China’s SF REIT Buying Changsha Logistics Property for $81M
SF REIT has agreed to acquire a warehouse complex in central China for RMB 540 million ($81.2 million), as Hong Kong’s only logistics-focused listed trust seeks to enlarge its three-asset portfolio and expand its geographical footprint.
The property in the Hunan provincial capital of Changsha will add 120,055 square metres (1.3 million square feet) of gross lettable area to SF REIT’s 307,655 square metres of GLA. The complex is 98.9 percent occupied by 21 tenants, the trust’s manager said Monday in a release.
The asset is the first to be acquired from SF REIT’s controlling unitholder, transport and logistics giant SF Holding, following the trust’s listing in May 2021 and joins the portfolio’s existing properties in Hong Kong, Foshan and Wuhu. The acquisition, subject to unitholders’ approval at a general meeting on 22 June, is expected to be completed this month.
“Upon completion, SF REIT will be able to achieve better economies of scale resulting from enhanced operating synergies, both in terms of satisfying tenants’ requirements as well as sharing of asset management resources,” said Hubert Chak, executive director and CEO of the manager.
Adding a Hunan Hub
Completed in 2021, the Changsha property comprises a ramp-up two-storey distribution centre, a three-storey warehouse with two underground levels, two single-storey warehouses, a nine-storey office building and three ancillary buildings.

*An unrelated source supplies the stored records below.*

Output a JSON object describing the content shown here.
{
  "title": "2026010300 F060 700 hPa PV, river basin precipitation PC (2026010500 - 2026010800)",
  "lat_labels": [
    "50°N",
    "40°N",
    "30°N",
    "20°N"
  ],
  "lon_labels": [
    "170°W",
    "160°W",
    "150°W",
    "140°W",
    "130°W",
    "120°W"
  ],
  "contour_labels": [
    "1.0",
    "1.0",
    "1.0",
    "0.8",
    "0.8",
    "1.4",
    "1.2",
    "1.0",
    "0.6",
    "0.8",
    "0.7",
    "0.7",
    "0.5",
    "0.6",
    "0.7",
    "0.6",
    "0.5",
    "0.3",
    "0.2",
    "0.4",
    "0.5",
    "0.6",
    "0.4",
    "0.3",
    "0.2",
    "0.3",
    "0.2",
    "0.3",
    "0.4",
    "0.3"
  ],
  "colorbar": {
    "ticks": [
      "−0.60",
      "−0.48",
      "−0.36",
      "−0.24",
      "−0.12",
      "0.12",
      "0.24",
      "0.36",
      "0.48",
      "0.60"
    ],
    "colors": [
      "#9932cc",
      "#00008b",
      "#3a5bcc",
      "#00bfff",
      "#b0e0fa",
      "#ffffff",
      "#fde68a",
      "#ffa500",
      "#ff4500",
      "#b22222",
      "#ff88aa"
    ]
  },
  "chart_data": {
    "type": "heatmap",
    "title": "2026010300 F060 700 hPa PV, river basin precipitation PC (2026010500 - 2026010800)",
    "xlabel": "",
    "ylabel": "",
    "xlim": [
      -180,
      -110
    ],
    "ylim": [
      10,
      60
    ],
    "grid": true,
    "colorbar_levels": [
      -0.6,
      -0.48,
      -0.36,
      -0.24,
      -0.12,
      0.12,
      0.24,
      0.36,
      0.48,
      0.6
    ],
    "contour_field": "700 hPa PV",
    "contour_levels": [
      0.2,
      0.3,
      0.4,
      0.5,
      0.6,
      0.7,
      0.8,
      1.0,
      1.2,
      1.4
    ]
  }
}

The agreed value of RMB 540 million represents a 1.9 percent discount to the appraised value of RMB 550.4 million and offers an annualised net property yield of 6.6 percent, the trust’s manager said. The addition of the property will enlarge the total value of SF REIT’s portfolio by 10.3 percent.
SF REIT’s existing assets are the Asia Logistics Hub SF Centre on Tsing Yi island in the New Territories with 160,322 square metres of GLA, Foshan Guicheng Fengtai Industrial Park in Guangdong province (84,951 square metres) and Wuhu Fengtai Industrial Park in Anhui province (62,382 square metres).
The portfolio had a 95.8 percent occupancy rate, an annualised yield of 7.9 percent and a weighted average lease expiry of 4.1 years at the end of 2021.
“Going forward, we will continue to pursue yield-accretive acquisition opportunities of modern logistics properties that are strategically located at transportation hubs, provide good built-in infrastructures for the logistics sector and command high occupancy rates with SFH as an anchor tenant to secure stable returns,” Chak said. “We will work closely with SFH to explore opportunities to further expand SF REIT’s asset portfolio at an accelerated pace.”
Mainland Sheds Beckon
Shenzhen-based SF Holding owns 35 percent of SF REIT’s HKEX-listed units, which are down 36 percent in price since trading began in May 2021 but rallied 2 percent in Monday’s session.
The manager said the trust’s distribution per unit would have increased by 8.5 percent on a pro forma basis if the Changsha acquisition had been completed at the time of SF REIT’s creation on 29 April 2021.
SF REIT’s appetite for mainland sheds mirrors that of Asia’s largest listed trust, Link REIT, which has inked deals in recent months to add the first logistics properties to its retail-heavy portfolio.
HKEX-listed Link REIT in May agreed to purchase a portfolio of three warehouses in the Yangtze River Delta for RMB 947 million ($139.3 million), following its purchase last year of 75 percent stakes in a pair of Guangdong distribution centres for a total of RMB 754 million.